At this point I should be able to see the data within the interface for my hosted Supabase instance.
Creating the Playlists
Next I create the Spotify playlists. If I hadn’t used pipedream here I’d need to authenticate with Spotify and refresh credentials when they expired myself. That’s reduced to a few clicks within Pipedream and allows me to sleep more peacefully.

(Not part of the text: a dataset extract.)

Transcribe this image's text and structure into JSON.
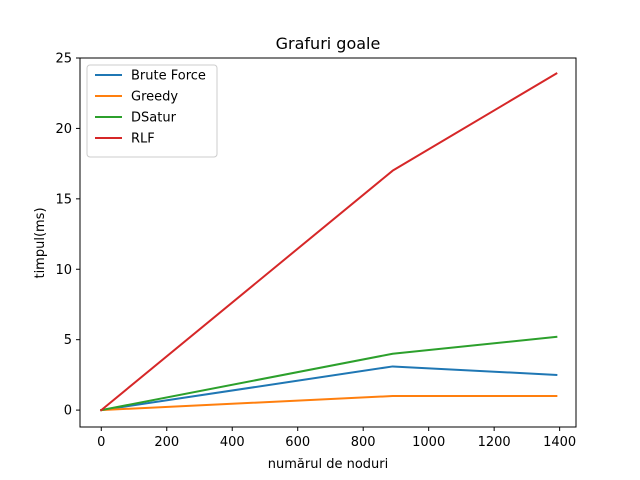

Firstly, I have a step that looks up any new data found by joining mixes
and mixes_tracks
.
const { createClient } = require('@supabase/supabase-js');
const supabase = createClient(process.env.SUPABASE_URL, process.env.SUPABASE_KEY);
let { data: mixes_to_fetch, error } = await supabase
.from('mixes')
.select(`
*,
mixes_tracks (
position,
artistname,
trackname
)
`)
.is('spotify_playlist', null)
.order('added', { ascending: false });
Using axios I can create a new playlist using Spotify’s API before looking up every new track I’ve found using a search query like so:
let search_config = {
url: 'https://api.spotify.com/v1/search',
headers: {
Authorization: `Bearer ${auths.spotify.oauth_access_token}`,
},
params: {}
}
for (const mix_track of mixes_tracks) {
search_config.params = {
'q': `${mix_track.artistname} - ${mix_track.trackname}`,
'type': 'track'
}
try {
let results = await require("@pipedreamhq/platform").axios(this, search_config);
if (results.tracks.total > 0) {
tracks.push(results.tracks.items[0].uri)
}
} catch (error) {
console.log(error.response)
}
console.log(mix_track.artistname)
}
You can see this approach makes a number of assumptions, blindly picking the first result found in Spotify’s library which in some cases is the wrong track. It also will just suppress any errors, waiting for me to come and sort it out.
Following updating both the playlist with tracks and the mixes
table with the new playlist id, I then trigger a Netlify build of the entire site. Read my previous post if you’re interested in how the Astro project I use for this is setup and built.
Conclusion
This combination of Supabase and Pipedream has worked out really well for me. It’s allowed me to experiment with different approaches within a very lean setup. It’s also done this at no expense which is particularly good for me since this is a side project.
On occasion there may be an error - perhaps a DJ does a particularly complex mix consisting of over a hundred tracks(!) which results in a timeout on track lookup. The thing I really like is that there’s rarely much debugging since I can log in to either service’s user interface and see errors without having to hunt around too much. I can make adjustments and fire off an instant rebuild with the new data.
Creating static sites like this is obviously a very niche use case, but for something that needs to be updated infrequently I think works very well.